The release of a new Marcellus Shale Coalition (MSC) annual workforce survey shows that development of shale has – to the surprise of few – been a boon to the state. Pennsylvania’s unemployment is the lowest that it has been since 2008, and hiring in 2014 could send it even lower. Member companies expect to add to the ranks of shale workers by hiring more than 2,000 new employees in 2014, John M. Augustine III, the community outreach manager, told Rigzone.
Most of the hiring is expected to be within engineering and construction, midstream and pipeline, and operations and maintenance. These new jobs are considered long-term jobs, Augustine said, and a number of them will be in the midstream sector.
As for the breakdown in jobs, more than 25 percent are in engineering and construction, according to the press release. Nearly as many – 23 percent – are in equipment operations, while just over 15 percent are in operations and maintenance. Administration accounts for 8 percent of new hiring, while 7 percent work in land, and 5 percent work in a category covering environmental, health and safety.
While the new jobs were welcomed, the survey makes clear that there are challenges to filling positions:
- Finding qualified talent with knowledge and experience
- Competition for qualified talent
- Finding workers with the willingness to relocate to fill open positions in the Marcellus Shale
The greatest recruiting challenge by far is finding a skilled workforce. Engineering and pipeline engineering are the categories that have the greatest need beyond the talent currently available, with geology, safety and environmental/regulatory workers also in need.

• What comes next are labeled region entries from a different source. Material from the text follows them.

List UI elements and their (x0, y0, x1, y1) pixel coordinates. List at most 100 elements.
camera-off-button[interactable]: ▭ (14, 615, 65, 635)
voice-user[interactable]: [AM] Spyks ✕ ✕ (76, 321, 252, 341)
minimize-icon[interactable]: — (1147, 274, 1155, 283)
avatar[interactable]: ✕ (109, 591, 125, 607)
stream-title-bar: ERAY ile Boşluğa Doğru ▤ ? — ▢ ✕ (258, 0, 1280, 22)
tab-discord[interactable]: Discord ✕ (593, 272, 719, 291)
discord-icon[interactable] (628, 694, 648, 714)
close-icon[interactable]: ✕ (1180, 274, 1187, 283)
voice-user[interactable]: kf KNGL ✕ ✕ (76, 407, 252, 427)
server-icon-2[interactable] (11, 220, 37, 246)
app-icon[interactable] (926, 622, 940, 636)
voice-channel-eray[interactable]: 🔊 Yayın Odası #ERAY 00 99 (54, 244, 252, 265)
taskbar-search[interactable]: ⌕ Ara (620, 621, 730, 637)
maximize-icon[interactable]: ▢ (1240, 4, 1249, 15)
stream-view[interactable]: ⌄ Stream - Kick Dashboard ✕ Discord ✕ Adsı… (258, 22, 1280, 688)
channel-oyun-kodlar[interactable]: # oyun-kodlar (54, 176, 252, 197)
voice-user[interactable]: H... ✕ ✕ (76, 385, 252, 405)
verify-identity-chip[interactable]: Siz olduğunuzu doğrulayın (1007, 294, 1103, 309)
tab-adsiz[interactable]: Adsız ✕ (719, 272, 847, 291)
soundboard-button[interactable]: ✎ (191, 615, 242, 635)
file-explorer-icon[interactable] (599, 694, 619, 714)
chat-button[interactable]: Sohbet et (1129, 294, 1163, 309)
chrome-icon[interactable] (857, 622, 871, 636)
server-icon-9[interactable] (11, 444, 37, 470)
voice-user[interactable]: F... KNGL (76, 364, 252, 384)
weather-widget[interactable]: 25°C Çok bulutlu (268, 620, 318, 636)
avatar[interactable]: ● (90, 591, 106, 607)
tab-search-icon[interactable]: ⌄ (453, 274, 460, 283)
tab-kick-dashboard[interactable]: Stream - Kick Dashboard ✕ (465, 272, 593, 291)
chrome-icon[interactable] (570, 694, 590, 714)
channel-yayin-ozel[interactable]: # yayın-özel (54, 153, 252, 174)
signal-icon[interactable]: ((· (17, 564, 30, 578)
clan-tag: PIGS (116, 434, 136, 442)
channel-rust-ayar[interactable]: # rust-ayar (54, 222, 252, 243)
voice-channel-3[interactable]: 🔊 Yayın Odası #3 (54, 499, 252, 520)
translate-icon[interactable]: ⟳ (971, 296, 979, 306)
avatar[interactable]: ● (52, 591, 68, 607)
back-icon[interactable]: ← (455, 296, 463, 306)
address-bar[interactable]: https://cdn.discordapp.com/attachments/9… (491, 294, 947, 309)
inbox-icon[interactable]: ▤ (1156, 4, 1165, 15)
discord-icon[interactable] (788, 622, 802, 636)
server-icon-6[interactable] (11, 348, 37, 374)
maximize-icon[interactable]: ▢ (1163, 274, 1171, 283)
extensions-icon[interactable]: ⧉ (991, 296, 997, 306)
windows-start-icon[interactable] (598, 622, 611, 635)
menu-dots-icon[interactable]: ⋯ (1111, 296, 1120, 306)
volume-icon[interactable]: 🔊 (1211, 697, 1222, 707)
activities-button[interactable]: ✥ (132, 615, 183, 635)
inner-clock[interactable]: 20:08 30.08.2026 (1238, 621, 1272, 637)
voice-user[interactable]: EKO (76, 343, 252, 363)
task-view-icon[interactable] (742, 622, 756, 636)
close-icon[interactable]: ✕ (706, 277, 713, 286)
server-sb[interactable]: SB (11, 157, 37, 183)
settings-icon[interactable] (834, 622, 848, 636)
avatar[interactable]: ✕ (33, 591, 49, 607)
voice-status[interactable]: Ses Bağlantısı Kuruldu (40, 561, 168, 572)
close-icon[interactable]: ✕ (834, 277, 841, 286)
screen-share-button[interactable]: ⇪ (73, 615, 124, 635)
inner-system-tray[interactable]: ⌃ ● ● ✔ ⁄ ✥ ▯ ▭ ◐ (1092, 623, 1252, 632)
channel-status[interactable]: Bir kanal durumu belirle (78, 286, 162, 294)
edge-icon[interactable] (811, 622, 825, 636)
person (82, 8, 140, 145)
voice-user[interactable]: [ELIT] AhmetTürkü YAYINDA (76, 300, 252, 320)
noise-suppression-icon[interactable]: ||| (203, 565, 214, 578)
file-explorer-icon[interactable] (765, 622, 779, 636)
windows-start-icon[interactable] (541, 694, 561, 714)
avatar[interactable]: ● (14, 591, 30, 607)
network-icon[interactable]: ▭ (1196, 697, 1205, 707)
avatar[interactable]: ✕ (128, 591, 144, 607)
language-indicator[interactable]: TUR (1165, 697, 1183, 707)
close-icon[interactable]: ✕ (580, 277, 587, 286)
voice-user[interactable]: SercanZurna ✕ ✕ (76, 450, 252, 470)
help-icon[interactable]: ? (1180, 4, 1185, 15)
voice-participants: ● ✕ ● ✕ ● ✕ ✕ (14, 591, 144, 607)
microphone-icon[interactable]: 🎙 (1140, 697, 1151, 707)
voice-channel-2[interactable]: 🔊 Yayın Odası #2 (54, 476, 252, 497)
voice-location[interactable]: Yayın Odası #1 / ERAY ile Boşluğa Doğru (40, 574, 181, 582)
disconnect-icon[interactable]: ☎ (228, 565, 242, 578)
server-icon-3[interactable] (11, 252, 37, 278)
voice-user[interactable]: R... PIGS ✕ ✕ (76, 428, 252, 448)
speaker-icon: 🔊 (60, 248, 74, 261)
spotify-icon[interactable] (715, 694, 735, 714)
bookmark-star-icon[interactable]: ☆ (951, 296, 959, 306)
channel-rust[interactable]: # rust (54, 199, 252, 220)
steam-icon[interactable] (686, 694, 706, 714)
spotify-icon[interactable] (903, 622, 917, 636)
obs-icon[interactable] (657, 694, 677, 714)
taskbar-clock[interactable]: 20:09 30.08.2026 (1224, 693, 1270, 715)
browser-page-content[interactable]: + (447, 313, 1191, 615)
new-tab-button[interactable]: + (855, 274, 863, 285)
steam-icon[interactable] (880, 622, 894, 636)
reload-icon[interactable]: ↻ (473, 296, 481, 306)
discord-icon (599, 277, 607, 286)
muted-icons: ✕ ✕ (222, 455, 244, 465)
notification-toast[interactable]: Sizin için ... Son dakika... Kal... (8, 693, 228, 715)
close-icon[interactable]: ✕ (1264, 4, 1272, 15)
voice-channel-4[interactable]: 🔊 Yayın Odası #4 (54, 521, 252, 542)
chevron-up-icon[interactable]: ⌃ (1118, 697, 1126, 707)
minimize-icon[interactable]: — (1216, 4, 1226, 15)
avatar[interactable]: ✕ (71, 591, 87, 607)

Most workers recently hired – 83 percent – came from Pennsylvania or other states that contain part of the Marcellus Shale, including Ohio, W. Virginia, New York and Maryland, Augustine said.
“One of the biggest misconceptions is regarding where the jobs are being filled. Currently, more than 60 percent of the jobs are being filled in Pennsylvania, and most of the rest are in adjacent states,” he said.
The survey showed that just over one-fifth of the jobs are being filled by women. Company websites were the most frequently used method of recruiting, followed by career websites, referrals and social media.